Para no manifestar sus
opiniones en público por temor a represalias de un gobierno que ha
demostrado afán de venganza y terquedad, estos funcionarios
profesionales del servicio exterior, los servicios de inteligencia y
las fuerzas armadas en actividad ––la mayoría de ellos del
Partido Republicano–– han ventilado sus críticas a través de sus
colegas retirados.
Entre ellos figuran
figuras de fuste como el ex comandante en jefe del Comando Central de
Estados Unidos, general Anthony Zinni, el ex director de la Agencia
Nacional de Seguridad, general William Odon, y una creciente cascada
de críticos.
Todos estos
conservadores disidentes ––libertarios, realistas,
paleoconservadores y burócratas–– han demostrado la certeza de
sus preocupaciones acerca del radicalismo de la política exterior.

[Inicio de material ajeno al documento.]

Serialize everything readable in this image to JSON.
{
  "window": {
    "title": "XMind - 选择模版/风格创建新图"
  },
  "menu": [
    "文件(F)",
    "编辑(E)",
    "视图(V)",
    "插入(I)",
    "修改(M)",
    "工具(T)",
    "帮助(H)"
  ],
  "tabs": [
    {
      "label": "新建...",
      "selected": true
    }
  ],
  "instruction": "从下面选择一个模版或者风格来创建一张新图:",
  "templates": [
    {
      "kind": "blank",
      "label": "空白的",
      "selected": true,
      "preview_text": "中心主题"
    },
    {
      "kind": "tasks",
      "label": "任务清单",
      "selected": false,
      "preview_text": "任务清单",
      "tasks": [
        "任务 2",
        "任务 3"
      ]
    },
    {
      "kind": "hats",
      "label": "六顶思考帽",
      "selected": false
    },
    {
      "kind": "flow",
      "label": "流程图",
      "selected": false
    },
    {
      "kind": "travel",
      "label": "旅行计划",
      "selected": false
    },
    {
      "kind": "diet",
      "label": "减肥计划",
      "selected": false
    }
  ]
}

Pero la falta de interés del público por los asuntos internacionales
le ha restado impacto a sus cuestionamientos.
De hecho, los votantes
republicanos, que tienden a ser más provincianos y menos educados que
los demócratas e independientes, se han inclinado por darle la razón
al gobierno, pues creen que la política exterior de Bush sólo tiene
impacto fuera de fronteras.
En ese sentido, Bush,
el vicepresidente Dick Cheney y los halcones del Congreso legislativo
han tenido un acceso mucho mayor a los medios masivos de comunicación
que los conservadores disidentes.
En las últimas
semanas, eso parece haber cambiado, pues comenzaron a notarse más las
implicancias domésticas de la política exterior, y no sólo en lo
que refiere al costo del mantenimiento de las tropas en Iraq y la
reconstrucción de ese país.
La última gran crisis
en filas republicanas surgió por la revelación de que el gobierno
había ordenado, en secreto, intervenir las comunicaciones entre
ciudadanos estadounidenses y personas en el exterior sin el aval del
tribunal especial a cargo de supervisar esas operaciones.
La defensa de esas
acciones por parte de Bush y Cheney empeoró la percepción del público,
al afirmar que el presidente tiene poderes virtualmente ilimitados en
su carácter de comandante en jefe en tiempos de guerra.
De acuerdo con esas
declaraciones, la presidencia podría pasar por alto leyes aprobadas
por el congreso, lo que causó consternación entre legisladores
conservadores que hasta ahora habían seguido con fidelidad la línea
dictada por el gobierno.
Según el punto de
vista del gobierno, un presidente en tiempos de guerra puede hacer las
leyes, aplicarlas e ignorarlas si se interponen en su camino, concepción
que contradice el sistema de pesos y contrapesos que establece
controles recíprocos entre los poderes del Estado.
Y la división de
poderes está en el corazón conservador de la constitución
estadounidense.
Frente a las cámaras
de televisión, el analista republicano Bruce Fein acusó a Bush de
atribuirse "más poder que el rey Jorge (de Inglaterra) en
tiempos de la Revolución" que culminó con la independencia de
Estados Unidos.
"El presidente
Bush representa un peligro claro para el estado de derecho",
volvió a advertir, en una columna publicada por el diario conservador
The Washington Times.
La también columnista
conservadora Anne Applebaum, del diario The Washington Post, advirtió
que "el estado de derecho es más fundamental para el éxito
nacional que la democracia o la libertad, pues sin él las otras no
pueden existir".
"No hay democracia
si el presidente, una vez elegido, puede cambiar las normas",
rezongó Applebaum.
Para el ex consejero de
inteligencia de la Casa Blanca y ex senador republicano Warren Rudman,
la vigilancia de los ciudadanos son la correspondiente autorización
es "causa de gran preocupación".
Al discutirse la
extensión de la Ley Patriótica antiterrorista a fines de este mes,
el senador republicano John Sununu citó al padre del conservadurismo
estadounidense, Benjamin Franklin: "Aquellos que renuncian a las
libertades esenciales para comprar un poco de seguridad temporal no
merecen ni la libertad ni la seguridad."
Aún está por verse si
estos cuestionamientos florecerán en una investigación legislativa más
amplia sobre la visión presidencial de las facultades del Poder
Ejecutivo.
Pero la naturaleza
radical de las ideas que prevalecen en la política exterior del
actual gobierno deberían obligar, al menos a los periodistas, a
revisar a quienes califican de conservadores y a quiénes no.